Silicon Data’s Carmen Li says AI compute futures could eventually rival some of the world's largest commodity markets. If it works, it could turn today’s messy AI supply and pricing into something markets can price, trade, and hedge.
Silicon Data’s Carmen Li believes AI compute futures could eventually rival some of the world’s largest commodity markets. That single claim is doing a lot of heavy lifting: it suggests that what currently feels like a bespoke, capacity-constrained scramble to get GPUs and the power to run them could become a standardized, tradeable product.

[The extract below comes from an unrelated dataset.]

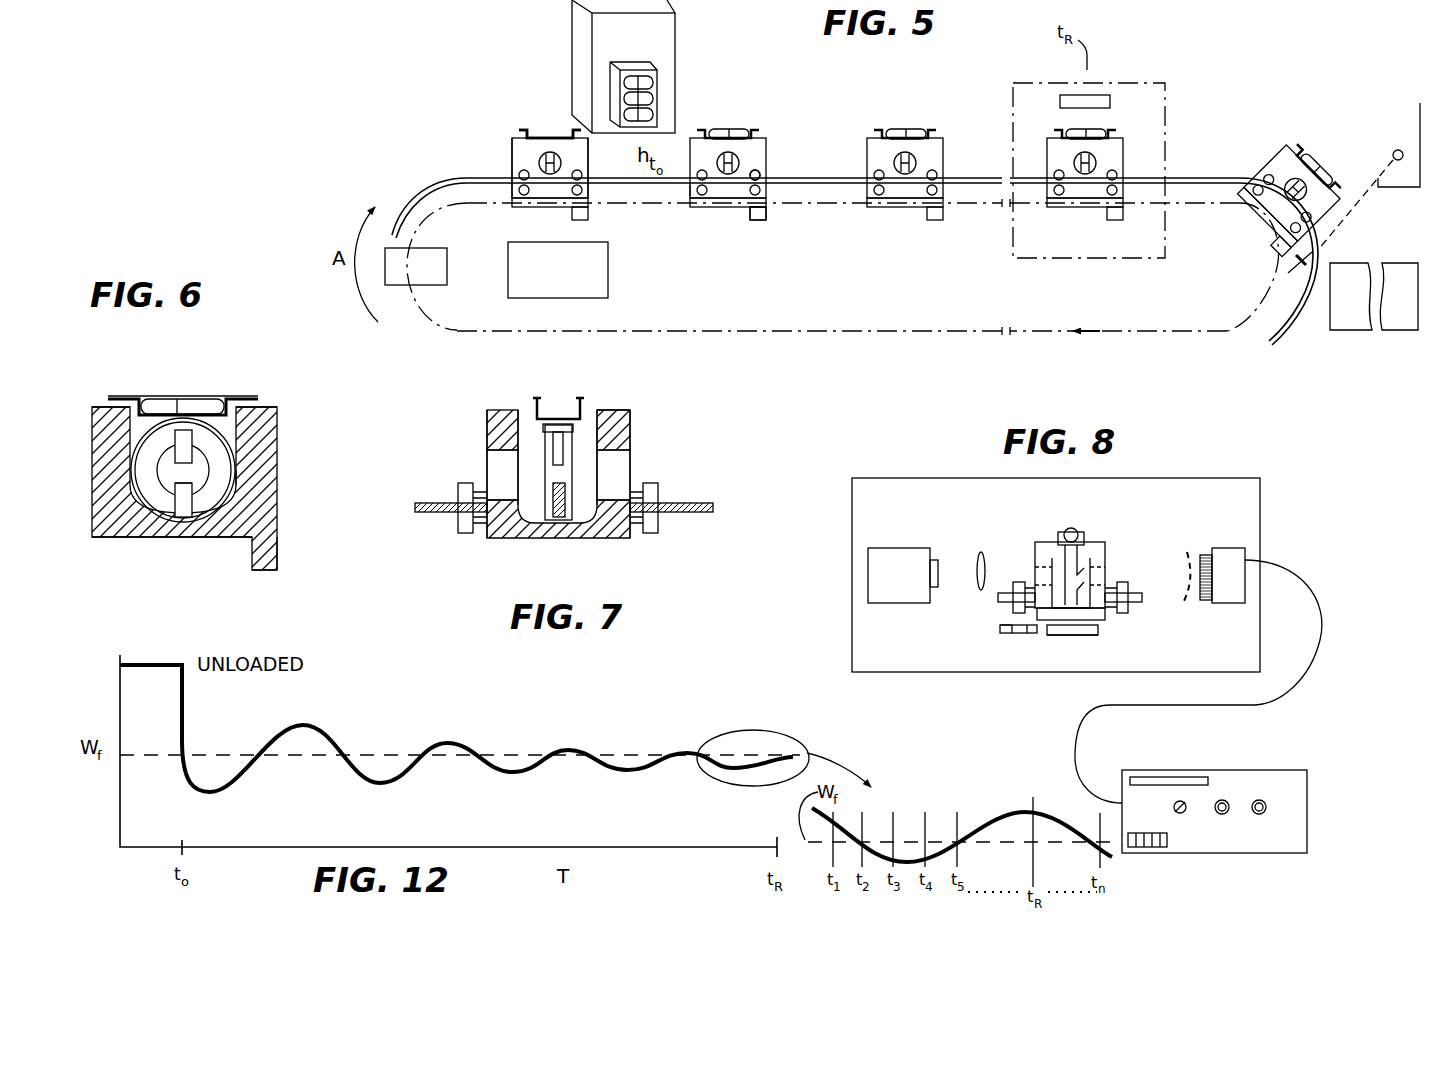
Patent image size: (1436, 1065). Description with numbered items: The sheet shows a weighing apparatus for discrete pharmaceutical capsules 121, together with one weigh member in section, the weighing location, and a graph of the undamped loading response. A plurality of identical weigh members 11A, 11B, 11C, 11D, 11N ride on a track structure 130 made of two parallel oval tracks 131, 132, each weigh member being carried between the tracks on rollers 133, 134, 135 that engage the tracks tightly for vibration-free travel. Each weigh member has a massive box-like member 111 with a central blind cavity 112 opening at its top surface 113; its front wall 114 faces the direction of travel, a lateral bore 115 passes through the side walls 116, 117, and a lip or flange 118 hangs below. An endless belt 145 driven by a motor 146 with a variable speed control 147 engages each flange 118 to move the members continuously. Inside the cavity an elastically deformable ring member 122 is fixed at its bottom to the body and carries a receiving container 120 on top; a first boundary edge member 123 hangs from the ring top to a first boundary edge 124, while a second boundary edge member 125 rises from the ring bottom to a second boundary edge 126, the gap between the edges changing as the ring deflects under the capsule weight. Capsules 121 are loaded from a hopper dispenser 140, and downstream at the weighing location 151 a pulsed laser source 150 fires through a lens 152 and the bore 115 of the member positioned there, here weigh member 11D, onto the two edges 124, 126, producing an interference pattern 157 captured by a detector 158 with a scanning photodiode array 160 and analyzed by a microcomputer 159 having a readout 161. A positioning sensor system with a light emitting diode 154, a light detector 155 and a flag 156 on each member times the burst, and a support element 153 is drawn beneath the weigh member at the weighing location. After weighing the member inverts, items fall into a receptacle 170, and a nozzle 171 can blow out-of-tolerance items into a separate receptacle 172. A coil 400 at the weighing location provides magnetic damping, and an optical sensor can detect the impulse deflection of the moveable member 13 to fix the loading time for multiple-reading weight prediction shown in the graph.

In other words, the “new oil” is not crude, it is computing power. Li’s argument, at least as framed in the CNBC write-up, is that trading structures could evolve so AI compute behaves more like a commodity complex, where buyers and sellers can lock in expectations ahead of time. If you are a CFO or a board member trying to plan for AI spend, this matters because futures and related contracts are not just financial engineering. They are how markets turn uncertainty into price signals, and price signals into planning tools.
To understand why an AI compute futures market would be a big deal, you have to start with how AI infrastructure currently operates. Demand has surged for compute, and the bottlenecks are often physical and operational: access to GPUs, the data center capacity to house them, the power and cooling to keep them running, and the scheduling systems that allocate capacity to customers. In traditional commodity markets, the product is standardized enough that contracts can be compared and traded. The entire goal of “compute futures” is to make the AI version standardized enough that financial markets can attach to it.
Commodity markets also come with a second-order advantage: they let different players share risk. Instead of every buyer negotiating individually for capacity or building entirely internal reserves, futures markets can allow hedging against volatility. That can change the incentives for both sides. For sellers and compute providers, trading structures can help them forecast revenue and manage capacity planning. For buyers, it can reduce the whiplash that comes from sudden repricing of availability. The market becomes less about who can move fastest in the moment, and more about who can manage exposures ahead of time.
There is also a regulatory and market-structure angle here, even if the CNBC source only gives the headline claim through Li’s perspective. In the real world, turning something into a futures contract usually triggers questions about oversight, transparency, and how contract pricing connects to the underlying physical asset or service. Regulators typically want to understand who is responsible for contract integrity and how trading reflects the thing being traded. Even a “compute” product would have to grapple with verification, delivery, and what “delivery” means when the asset is capacity and performance rather than a barrel of oil.
And that is why the “commodity-scale” ambition is so consequential. If compute futures become durable, the market could attract institutional capital and sophisticated risk managers who are already familiar with commodity trading frameworks. That can increase liquidity, but it can also concentrate attention on standards: performance specs, uptime expectations, capacity definitions, and how quickly the market can settle disputes. Standardization is both the unlock and the battleground. The more futures pricing becomes the reference point for budgets and procurement, the higher the stakes when definitions do not match reality.
For executives and boards at AI infrastructure firms, cloud providers, or large enterprises that buy compute, Li’s belief is a signal to watch how “tradeability” becomes product strategy. If compute starts looking like a commodity complex, leadership teams will likely be measured not only on technical throughput, but on how well they can participate in trading ecosystems that reward predictability. And for companies not positioned to offer standardized contracts, it raises a blunt question: do you want to be the customer negotiating in the dark, or the participant shaping the terms of the market?